O czym świadczą liczby rzeczywiste i obiektywne fakty
Zakończenie, początek tutaj: o czym świadczą liczby rzeczywiste i obiektywne fakty
W istocie strategia fuzji i przejęć jest podstawą rozwoju czołowych zachodnich koncernów obronnych w ostatnim ćwierćwieczu. Tendencja ta była szczególnie widoczna w latach 90. i 2000. na tle restrukturyzacji i cięć wydatków wojskowych po zakończeniu zimnej wojny.
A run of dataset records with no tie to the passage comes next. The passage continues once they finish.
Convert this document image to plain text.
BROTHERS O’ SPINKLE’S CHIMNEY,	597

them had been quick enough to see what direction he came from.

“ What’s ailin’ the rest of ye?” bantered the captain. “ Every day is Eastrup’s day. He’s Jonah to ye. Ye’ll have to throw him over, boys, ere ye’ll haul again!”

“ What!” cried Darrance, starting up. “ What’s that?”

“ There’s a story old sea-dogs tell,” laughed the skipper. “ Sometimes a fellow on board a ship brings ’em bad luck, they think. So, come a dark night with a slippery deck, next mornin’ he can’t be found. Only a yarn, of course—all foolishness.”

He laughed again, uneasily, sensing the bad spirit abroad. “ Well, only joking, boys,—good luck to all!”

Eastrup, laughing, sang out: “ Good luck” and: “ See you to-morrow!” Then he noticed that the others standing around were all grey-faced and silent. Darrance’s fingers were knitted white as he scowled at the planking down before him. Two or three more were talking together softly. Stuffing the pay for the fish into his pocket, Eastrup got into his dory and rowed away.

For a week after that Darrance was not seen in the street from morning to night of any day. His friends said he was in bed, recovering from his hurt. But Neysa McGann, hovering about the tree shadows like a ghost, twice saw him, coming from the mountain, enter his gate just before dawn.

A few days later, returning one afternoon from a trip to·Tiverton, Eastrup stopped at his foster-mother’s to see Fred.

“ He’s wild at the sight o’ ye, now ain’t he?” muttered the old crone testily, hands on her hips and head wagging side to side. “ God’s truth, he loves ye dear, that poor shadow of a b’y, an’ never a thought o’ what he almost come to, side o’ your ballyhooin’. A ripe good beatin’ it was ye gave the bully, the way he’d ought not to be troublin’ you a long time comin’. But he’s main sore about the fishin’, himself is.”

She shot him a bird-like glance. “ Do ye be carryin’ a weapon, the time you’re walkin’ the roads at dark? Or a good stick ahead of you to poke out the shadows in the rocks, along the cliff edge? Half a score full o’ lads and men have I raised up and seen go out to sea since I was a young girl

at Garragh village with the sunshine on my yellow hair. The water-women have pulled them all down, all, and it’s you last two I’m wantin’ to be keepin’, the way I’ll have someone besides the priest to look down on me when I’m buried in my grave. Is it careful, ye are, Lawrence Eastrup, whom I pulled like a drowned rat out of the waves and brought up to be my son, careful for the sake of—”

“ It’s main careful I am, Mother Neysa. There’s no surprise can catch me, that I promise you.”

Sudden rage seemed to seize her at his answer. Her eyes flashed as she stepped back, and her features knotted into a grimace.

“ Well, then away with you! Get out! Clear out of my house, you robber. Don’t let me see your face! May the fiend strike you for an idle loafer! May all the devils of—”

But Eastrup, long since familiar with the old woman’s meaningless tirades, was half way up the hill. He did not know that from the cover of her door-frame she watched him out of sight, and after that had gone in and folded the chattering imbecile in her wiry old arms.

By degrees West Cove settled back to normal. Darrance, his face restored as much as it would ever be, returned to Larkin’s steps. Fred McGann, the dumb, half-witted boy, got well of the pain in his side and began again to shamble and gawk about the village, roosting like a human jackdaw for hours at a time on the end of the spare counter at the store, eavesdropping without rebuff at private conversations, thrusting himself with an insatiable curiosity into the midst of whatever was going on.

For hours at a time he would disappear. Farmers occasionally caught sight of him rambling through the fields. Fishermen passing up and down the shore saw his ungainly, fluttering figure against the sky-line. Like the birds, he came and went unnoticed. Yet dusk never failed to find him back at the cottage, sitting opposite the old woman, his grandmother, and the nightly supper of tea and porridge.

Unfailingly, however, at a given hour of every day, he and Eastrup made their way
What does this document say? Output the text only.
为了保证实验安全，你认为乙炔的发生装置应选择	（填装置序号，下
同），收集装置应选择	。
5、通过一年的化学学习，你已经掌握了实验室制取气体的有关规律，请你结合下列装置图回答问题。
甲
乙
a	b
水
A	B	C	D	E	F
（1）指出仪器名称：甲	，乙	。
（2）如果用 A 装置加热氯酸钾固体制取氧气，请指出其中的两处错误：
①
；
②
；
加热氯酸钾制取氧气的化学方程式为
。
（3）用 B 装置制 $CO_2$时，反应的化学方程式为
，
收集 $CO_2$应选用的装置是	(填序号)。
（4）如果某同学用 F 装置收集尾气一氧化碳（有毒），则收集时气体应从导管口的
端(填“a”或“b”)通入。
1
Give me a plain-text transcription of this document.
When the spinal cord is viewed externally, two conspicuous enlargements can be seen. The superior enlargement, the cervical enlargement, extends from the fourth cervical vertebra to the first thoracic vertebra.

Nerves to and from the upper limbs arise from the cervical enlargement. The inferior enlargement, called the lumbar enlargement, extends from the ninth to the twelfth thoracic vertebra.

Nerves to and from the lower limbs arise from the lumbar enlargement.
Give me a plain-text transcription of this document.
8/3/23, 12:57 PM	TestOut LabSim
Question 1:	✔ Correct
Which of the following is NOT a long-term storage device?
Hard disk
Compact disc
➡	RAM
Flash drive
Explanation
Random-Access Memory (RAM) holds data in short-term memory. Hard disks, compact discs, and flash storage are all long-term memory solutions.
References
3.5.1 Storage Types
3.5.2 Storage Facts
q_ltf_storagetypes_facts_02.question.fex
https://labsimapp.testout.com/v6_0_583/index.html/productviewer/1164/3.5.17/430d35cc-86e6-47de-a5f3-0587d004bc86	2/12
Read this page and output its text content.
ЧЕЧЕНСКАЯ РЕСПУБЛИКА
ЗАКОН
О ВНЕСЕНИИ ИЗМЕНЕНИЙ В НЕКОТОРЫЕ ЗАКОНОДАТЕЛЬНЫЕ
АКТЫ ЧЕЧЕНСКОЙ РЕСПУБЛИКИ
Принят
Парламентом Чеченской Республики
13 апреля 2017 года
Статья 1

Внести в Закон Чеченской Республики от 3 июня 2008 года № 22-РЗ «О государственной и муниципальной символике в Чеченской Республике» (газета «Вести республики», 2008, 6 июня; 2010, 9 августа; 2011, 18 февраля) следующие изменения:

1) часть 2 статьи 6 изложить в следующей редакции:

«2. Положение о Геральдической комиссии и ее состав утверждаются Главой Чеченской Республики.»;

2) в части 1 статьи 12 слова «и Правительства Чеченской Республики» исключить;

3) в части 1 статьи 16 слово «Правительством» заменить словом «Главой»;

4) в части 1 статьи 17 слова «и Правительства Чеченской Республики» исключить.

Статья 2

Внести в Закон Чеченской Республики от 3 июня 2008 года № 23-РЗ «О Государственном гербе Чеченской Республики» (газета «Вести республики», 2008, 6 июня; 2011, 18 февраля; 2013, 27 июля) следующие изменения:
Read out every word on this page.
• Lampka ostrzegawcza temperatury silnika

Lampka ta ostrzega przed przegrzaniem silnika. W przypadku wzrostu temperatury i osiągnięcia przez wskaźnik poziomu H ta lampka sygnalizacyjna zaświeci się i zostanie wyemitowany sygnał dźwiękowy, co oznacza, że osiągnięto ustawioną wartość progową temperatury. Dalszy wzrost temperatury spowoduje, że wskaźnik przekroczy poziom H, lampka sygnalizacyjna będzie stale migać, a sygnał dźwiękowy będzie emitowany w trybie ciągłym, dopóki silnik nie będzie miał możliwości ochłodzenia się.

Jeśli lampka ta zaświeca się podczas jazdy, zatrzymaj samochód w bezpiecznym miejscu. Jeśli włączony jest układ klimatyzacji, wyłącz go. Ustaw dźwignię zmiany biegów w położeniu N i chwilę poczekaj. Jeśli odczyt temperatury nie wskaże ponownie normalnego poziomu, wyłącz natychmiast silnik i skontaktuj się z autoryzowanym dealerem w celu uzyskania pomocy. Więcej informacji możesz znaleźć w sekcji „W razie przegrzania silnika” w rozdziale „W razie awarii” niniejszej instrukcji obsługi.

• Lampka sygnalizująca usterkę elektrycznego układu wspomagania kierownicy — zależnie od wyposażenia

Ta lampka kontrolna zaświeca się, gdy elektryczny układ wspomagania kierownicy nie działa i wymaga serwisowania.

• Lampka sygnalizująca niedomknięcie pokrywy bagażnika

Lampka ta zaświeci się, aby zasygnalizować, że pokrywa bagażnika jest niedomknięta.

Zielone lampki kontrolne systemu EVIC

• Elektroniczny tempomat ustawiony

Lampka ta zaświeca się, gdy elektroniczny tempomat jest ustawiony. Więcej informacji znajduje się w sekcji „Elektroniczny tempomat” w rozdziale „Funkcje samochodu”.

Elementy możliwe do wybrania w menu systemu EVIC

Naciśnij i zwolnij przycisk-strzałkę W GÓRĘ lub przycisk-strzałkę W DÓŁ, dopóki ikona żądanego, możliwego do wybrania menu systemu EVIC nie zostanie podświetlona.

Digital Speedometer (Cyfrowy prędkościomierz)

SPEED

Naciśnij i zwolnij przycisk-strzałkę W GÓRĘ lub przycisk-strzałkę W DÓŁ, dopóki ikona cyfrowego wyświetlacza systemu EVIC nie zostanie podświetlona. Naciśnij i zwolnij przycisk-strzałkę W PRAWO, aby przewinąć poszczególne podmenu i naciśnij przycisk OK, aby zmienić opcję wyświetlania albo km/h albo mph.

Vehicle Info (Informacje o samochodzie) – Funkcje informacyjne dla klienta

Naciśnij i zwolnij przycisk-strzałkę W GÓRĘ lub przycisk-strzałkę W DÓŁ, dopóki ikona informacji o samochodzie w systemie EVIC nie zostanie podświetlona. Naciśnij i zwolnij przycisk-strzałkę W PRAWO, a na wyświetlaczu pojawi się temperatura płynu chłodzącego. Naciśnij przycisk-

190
Wszyscy ważni współcześni giganci zachodniego kompleksu wojskowo-przemysłowego pojawili się z reguły w wyniku połączenia dużych firm krajowych i zagranicznych. Przyjrzyjmy się procesowi powstawania tych „wielbicieli”.
WIĘC BYŁO W AMERYCE…
Lockheed Martin. W 1986 roku Lockheed Corporation przejął dużą firmę elektroniczną Sanders Associates, a w 1993 roku produkcję samolotów General Dynamics Corporation, która wyprodukowała tak topowy samolot, jak myśliwiec F-16. W tym samym czasie koncern elektroniczny i rakietowo-kosmiczny Martin Marietta kupił działy satelitarne General Electric i tym samym General Dynamics. A w latach 1994-1995 Lockheed Corporation i Martin Marietta łączą się w grupę Lockheed Martin (koszt tej fuzji szacowano wówczas na 10 miliardów dolarów). W efekcie na amerykańskim rynku zbrojeniowym pojawia się największy kontrahent w dziedzinie lotnictwa wojskowego, rakietowego i kosmicznego. Nowy gigant kontynuuje przejęcia – w 1996 roku kupuje biznes elektroniczny Loral Corporation za 9,1 miliarda dolarów, a w 1998 mówiono o fuzji Lockheed Martin i Northrop Grumman, ale sprzeciwił się temu rząd USA ze względów antymonopolowych. Jednak Lockheed Martin jest już teraz największą firmą zbrojeniową w Stanach Zjednoczonych i na świecie: w 2009 roku jej sprzedaż przekroczyła 45 miliardów dolarów, z czego 42 pochodziły z produktów wojskowych. 58% sprzedaży koncernu przypada na Pentagon, kolejne 27% (głównie w kosmosie) - przez inne agencje rządowe USA, a tylko 15% - na eksport.
Boeing osiągnął status głównego amerykańskiego producenta samolotów poprzez łańcuch przejęć wybitnych amerykańskich firm lotniczych. W 1960 r. Kupiono Vertol Aircraft (który stworzył w szczególności śmigłowiec CH-47 Chinook), w 1996 r. - Rockwell (wcześniej wchłonął słynną Północną Amerykę), a wreszcie w 1997 r. (za 13 miliardów dolarów) koncern był nabył McDonnell Douglas, ostatniego konkurencyjnego producenta samolotów pasażerskich w Stanach Zjednoczonych. Sam McDonnell Douglas w tym czasie reprezentował dużą grupę produkującą samoloty, która powstała w wyniku fuzji McDonnell i Douglas w 1967 roku. W 1984 roku kupił dywizję samolotów Hughes Corporation (głównym produktem jest śmigłowiec szturmowy AH-64 Apache). Tym samym w 1997 roku Boeing otrzymał nie tylko linię samolotów pasażerskich McDonnell Douglas (wkrótce oczywiście „przybitych”), ale także tak ważne przykłady uzbrojenia i sprzętu wojskowego jak myśliwce F-15 i F/A-18, Apache helikopter, pociski Harpoon i Tomahawk. Pozwoliło to korporacji zbilansować sprzedaż. Obecnie jest największym producentem sprzętu lotniczego na świecie (sprzedaż w 2009 r. – 68 mld USD, z czego sektor obronny stanowił 32 mld USD).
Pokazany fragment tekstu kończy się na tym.